After the collapse of climate change talks in the Hague last month, yesterday's meeting of EU environment ministers in Brussels had been seen as the best hope of breathing life into stalled negotiations.
However, the US, Japan, Australia and New Zealand flatly rejected an offer of fresh talks from the EU, arguing that a successful outcome was highly unlikely.
It will now be far more difficult for the EU to strike an agreement on how to implement the 1997 UN Kyoto protocol on cutting greenhouse gases with an America led by President Bush who is said not to be particularly interested in environmental issues.
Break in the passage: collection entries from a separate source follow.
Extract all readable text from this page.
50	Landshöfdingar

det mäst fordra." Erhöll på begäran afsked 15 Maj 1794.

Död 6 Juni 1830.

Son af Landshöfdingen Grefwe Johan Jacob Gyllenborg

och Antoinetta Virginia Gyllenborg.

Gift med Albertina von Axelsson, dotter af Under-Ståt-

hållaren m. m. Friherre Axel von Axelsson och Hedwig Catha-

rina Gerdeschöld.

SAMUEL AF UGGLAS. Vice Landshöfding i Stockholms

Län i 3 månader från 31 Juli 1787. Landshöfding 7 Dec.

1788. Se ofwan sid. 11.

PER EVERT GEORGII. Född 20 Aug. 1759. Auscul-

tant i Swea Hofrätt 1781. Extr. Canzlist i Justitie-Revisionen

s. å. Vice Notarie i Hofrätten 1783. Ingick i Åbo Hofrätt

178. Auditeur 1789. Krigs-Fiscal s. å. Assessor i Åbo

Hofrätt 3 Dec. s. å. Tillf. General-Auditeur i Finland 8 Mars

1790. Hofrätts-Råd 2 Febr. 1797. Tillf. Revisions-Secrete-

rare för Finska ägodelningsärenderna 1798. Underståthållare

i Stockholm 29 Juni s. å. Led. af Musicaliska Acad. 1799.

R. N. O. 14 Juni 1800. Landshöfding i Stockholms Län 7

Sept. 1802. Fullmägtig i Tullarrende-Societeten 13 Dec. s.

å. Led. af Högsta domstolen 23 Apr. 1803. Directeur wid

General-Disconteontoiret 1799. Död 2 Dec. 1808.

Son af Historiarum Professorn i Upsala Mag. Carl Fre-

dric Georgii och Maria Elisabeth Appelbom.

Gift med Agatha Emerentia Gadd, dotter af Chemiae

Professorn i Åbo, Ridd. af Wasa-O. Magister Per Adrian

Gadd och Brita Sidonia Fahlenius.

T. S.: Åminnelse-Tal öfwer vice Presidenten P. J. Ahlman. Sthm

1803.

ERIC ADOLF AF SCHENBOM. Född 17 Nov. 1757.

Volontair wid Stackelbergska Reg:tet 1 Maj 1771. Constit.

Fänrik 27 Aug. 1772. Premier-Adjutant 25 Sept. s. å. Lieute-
Deputy prime minister, John Prescott, said the EU had missed a unique opportunity but was careful not to pin the blame for the failure on France's sparky environment minister, Dominique Voynet, with whom he has crossed swords in the past.
"I'm rather sad that we've missed this opportunity. It would have been with the old negotiating presidential team of the Clinton presidency but there will now be a new team in place. Anyone else coming in is going to start from scratch. That's inevitable."
Mr Prescott said part of the problem was that the Americans had fallen back on their old entrenched negotiating positions in the course of two transatlantic teleconferences yesterday making an agreement all but impossible.
Massive differences between the two sides persist - principally over whether the US should be allowed to plant controversial "sink forests" in other parts of the world to soak up its own carbon dioxide emissions which are responsible for global warming.
The US also wants a much wider use of so-called emissions trading - the buying and selling of emissions credits from other countries - than the EU is willing to accept.
Mr Prescott went out of his way to play down tensions with Ms Voynet who famously accused him of being a macho man after he claimed she was too tired to understand the detail of an agreement he had brokered at the Hague.
"It's wonderful," he said when asked to sum up his relationship with the French minister during yesterday's meeting.
"She told me today that I'm the darling of the feminist movement. Both of us are professional politicians and both committed to doing something for the environment."
However, his jolly demeanour contrasted sharply with Ms Voynet's take on the issue. When asked earlier whether the two had patched up their differences she frostily replied that she was not interested in the matter.